10 okienek do obsługi na dziale renty- emerytury liczba pracujących w nich osób dwie lub trzy, część pracowników spaceruje urządza sobie spotkania towarzyskie, pan pracujący w jednym z okienek siedzi i czeka na osoby które nie podchodzą na wyczytane numerki dziesięć minut ,później następne dziesięć minut.W poczekalni kilka osób czeka i patrzy bezradnie na tych państwowych urzędników
To pierwszy raz kiedy poprosiłam o obsłużenie mnie w 8 miesiącu ciąży, gdyż numerek, który akurat wywołano zrezygnował, nikt nie podchodził. Na pytanie czy może Pani mnie obsłużyć, skoro ktoś zrezygnował, odpowiedziała: nie, inni też czekają. Oczekujących było 33. Wytrzymałam tylko 30 minut i zrezygnowałam. Kto był w ciąży ten rozumie.
Pani była ze stanowiska nr 9. 17.05.2023 godz około 13.
Budynek dziełem sztuki nie jest ale robi wrażenie.
Pomimo ograniczonej funkcjonalności obsługa jest znakomita.
Dziś byłem numerem C 054 i wyniosłem stąd moc przemiłych wrażeń i zdumienie że w ciągu minuty, z pomocą Pani, udało mi się załatwić ważną dla mnie sprawę.
Oby tak zawsze.
Zdecydowanie polecam.
P.S. Wszystkim Paniom w dniu ich Święta wszystkiego najlepszego!
Nie można dodzwonić się na infolinie po kilkunastu próbach wybrałem rozmowę z konsultantem po czym konsultant odkłada słuchawkę. Za to płacimy podatki?
Zgniłe biuro, mam nadzieję, że wkrótce się zamknie. Jego jedyną funkcją jest gra na czas !!!! Jeśli instytucje państwowe dalej będą tak działać w Polsce, to jest to skazane na porażkę :(
W dniu dzisiejszym przebywałem w Oddziale w sprawach "historycznych" - dokumenty niepełnosprawnego brata, z 1965 r. Miałem przyjemność być obsługiwanym przez panią Beatę Kucharską. Pani o wielkiej empatii , z super uprzejmym podejściem do osoby obsługiwanej.. Dziękuję. Adam Bałuch z Gdyni.
Niekompetencja i wprowadzanie petenta w błąd.
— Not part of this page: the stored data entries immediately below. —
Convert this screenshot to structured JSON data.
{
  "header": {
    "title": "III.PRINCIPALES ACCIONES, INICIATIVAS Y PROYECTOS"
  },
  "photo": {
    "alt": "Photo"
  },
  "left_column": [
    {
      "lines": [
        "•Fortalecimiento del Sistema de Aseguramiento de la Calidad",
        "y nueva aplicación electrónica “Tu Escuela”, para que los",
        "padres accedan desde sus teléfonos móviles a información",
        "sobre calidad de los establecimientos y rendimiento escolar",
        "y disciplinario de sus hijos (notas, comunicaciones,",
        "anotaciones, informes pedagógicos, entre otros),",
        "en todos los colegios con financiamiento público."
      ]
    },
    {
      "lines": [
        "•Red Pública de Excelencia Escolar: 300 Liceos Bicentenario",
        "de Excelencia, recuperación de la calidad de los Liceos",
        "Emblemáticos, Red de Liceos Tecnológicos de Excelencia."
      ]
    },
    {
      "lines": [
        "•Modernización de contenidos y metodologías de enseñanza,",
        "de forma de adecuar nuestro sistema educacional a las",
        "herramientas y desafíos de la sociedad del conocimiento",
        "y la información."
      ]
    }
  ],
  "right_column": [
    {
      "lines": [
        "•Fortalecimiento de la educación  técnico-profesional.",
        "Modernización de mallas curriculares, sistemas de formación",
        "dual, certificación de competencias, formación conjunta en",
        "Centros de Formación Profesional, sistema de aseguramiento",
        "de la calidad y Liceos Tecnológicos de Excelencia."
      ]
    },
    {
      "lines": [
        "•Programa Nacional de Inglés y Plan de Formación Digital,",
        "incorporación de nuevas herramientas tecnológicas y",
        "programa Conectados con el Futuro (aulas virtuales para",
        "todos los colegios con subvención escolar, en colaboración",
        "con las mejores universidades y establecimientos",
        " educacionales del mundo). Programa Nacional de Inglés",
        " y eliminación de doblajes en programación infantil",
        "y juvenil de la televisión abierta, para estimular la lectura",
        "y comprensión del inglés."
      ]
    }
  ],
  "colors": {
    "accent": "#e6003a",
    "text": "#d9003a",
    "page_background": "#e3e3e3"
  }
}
Najpierw pol godziny spedzilam czekajac na swoja kolej w 1 miejscu by dowiedzieć sie ze to nie tu trzeba do innego pokoju z innej strony budynku mimo ze informacja byla ze dobrze czekam.Sami nie wiedzą do jakich pokoi powinni kierowac. Balagan i brak wiedzy.
Jedna wielka masakra. Na 6 stanowisk obsługiwanych jest 3. Na pozostałych Panie podparte siedzą i gaworzą sobie☹️10 numerków było obsługiwanych przez godzinę, z czego parę osób było nieobecnych. A podwyżki by się chciało?